I studied my magazine until he had left.
“You here for somebody?” the young mother asked me.
“I just need to have my fingerprints taken.” I looked at the clock on the wall. I had been sitting here for twenty minutes. Damn. They wanted me down here early and now they were keeping me waiting. I needed to get back to work. I tossed the magazine on the table. “You?” I asked the girl.
She frowned. “For my boyfriend. To bail him out.” She shifted the baby on her arm. His eyes fluttered for a moment but he didn’t wake up. “Again,” she added.
“Everhardt,” the officer yelled.
The process didn’t take long. BJ had told me that the police department didn’t use ink to take fingerprints. Instead they used a computer program called Lifescan. After they’d been arrested, suspects put their hands flat on the horizontal screen and it recorded their fingerprints.
“Not in this situation,” the female officer said after I’d asked her about it. “We only use it for perpetrators.

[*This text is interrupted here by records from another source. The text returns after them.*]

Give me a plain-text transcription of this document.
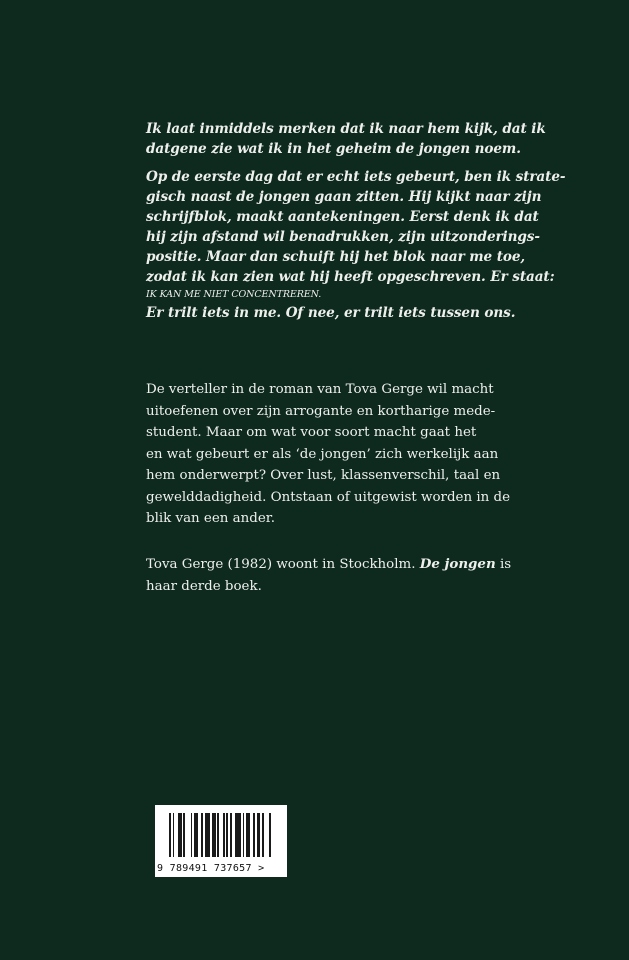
Ik laat inmiddels merken dat ik naar hem kijk, dat ik
datgene zie wat ik in het geheim de jongen noem.
Op de eerste dag dat er echt iets gebeurt, ben ik strate-
gisch naast de jongen gaan zitten. Hij kijkt naar zijn
schrijfblok, maakt aantekeningen. Eerst denk ik dat
hij zijn afstand wil benadrukken, zijn uitzonderings-
positie. Maar dan schuift hij het blok naar me toe,
zodat ik kan zien wat hij heeft opgeschreven. Er staat:
IK KAN ME NIET CONCENTREREN.
Er trilt iets in me. Of nee, er trilt iets tussen ons.
De verteller in de roman van Tova Gerge wil macht
uitoefenen over zijn arrogante en kortharige mede-
student. Maar om wat voor soort macht gaat het
en wat gebeurt er als ‘de jongen’ zich werkelijk aan
hem onderwerpt? Over lust, klassenverschil, taal en
gewelddadigheid. Ontstaan of uitgewist worden in de
blik van een ander.
Tova Gerge (1982) woont in Stockholm. De jongen is
haar derde boek.
9 789491 737657 >
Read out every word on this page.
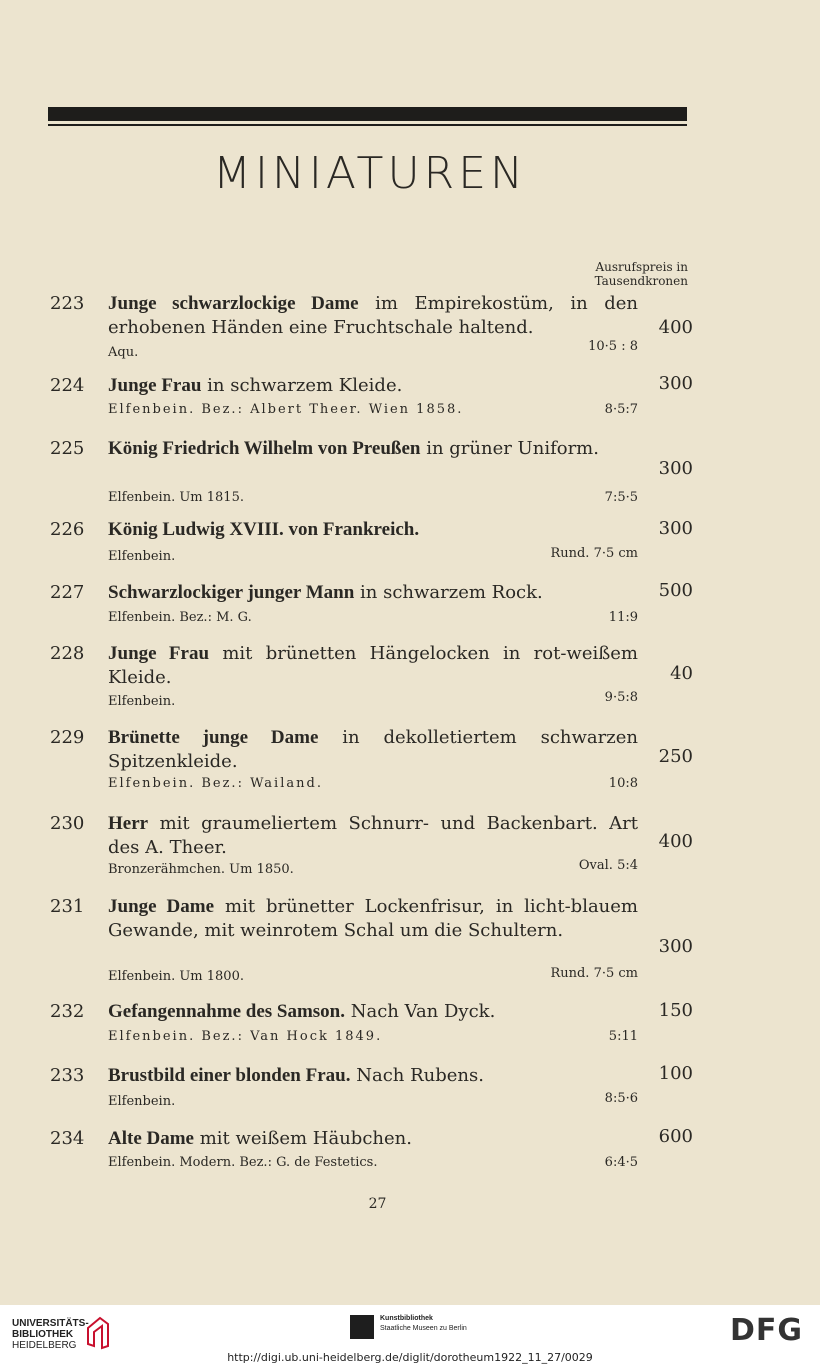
MINIATUREN
Ausrufspreis in
Tausendkronen
223 Junge schwarzlockige Dame im Empirekostüm, in den erhobenen Händen eine Fruchtschale haltend.
Aqu.	10·5 : 8
400
224 Junge Frau in schwarzem Kleide.
Elfenbein. Bez.: Albert Theer. Wien 1858.	8·5:7
300
225 König Friedrich Wilhelm von Preußen in grüner Uniform.
Elfenbein. Um 1815.	7:5·5
300
226 König Ludwig XVIII. von Frankreich.
Elfenbein.	Rund. 7·5 cm
300
227 Schwarzlockiger junger Mann in schwarzem Rock.
Elfenbein. Bez.: M. G.	11:9
500
228 Junge Frau mit brünetten Hängelocken in rot-weißem Kleide.
Elfenbein.	9·5:8
40
229 Brünette junge Dame in dekolletiertem schwarzen Spitzenkleide.
Elfenbein. Bez.: Wailand.	10:8
250
230 Herr mit graumeliertem Schnurr- und Backenbart. Art des A. Theer.
Bronzerähmchen. Um 1850.	Oval. 5:4
400
231 Junge Dame mit brünetter Lockenfrisur, in licht-blauem Gewande, mit weinrotem Schal um die Schultern.
Elfenbein. Um 1800.	Rund. 7·5 cm
300
232 Gefangennahme des Samson. Nach Van Dyck.
Elfenbein. Bez.: Van Hock 1849.	5:11
150
233 Brustbild einer blonden Frau. Nach Rubens.
Elfenbein.	8:5·6
100
234 Alte Dame mit weißem Häubchen.
Elfenbein. Modern. Bez.: G. de Festetics.	6:4·5
600
27
UNIVERSITÄTS-
BIBLIOTHEK
HEIDELBERG
Kunstbibliothek
Staatliche Museen zu Berlin	DFG
http://digi.ub.uni-heidelberg.de/diglit/dorotheum1922_11_27/0029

Too expensive to use for people who need their prints taken for work or, like in your case, to rule you out at a crime scene,” she said as she rolled my fingers, one at a time, on an ink pad and transferred the print onto a card identified for each finger and thumb. When she had finished she handed me a jar of goop and assured me it would take the ink off. Still, I stopped in the restroom and scrubbed my hands as if I were prepping for surgery.
BACK IN MY OFFICE I sat staring at the sixty-two unanswered e-mail messages and the mountain of mail overflowing the inbox on my desk.
“You busy?” Serena asked, poking her head around the corner.
“Come on in,” I told her, clicking my computer to standby. She plopped down in the chair next to my desk. “Can I ask you something if you promise not to tell anyone? Not anyone.”
“I can’t do that, Serena. Not if it’s something I have to pass on.”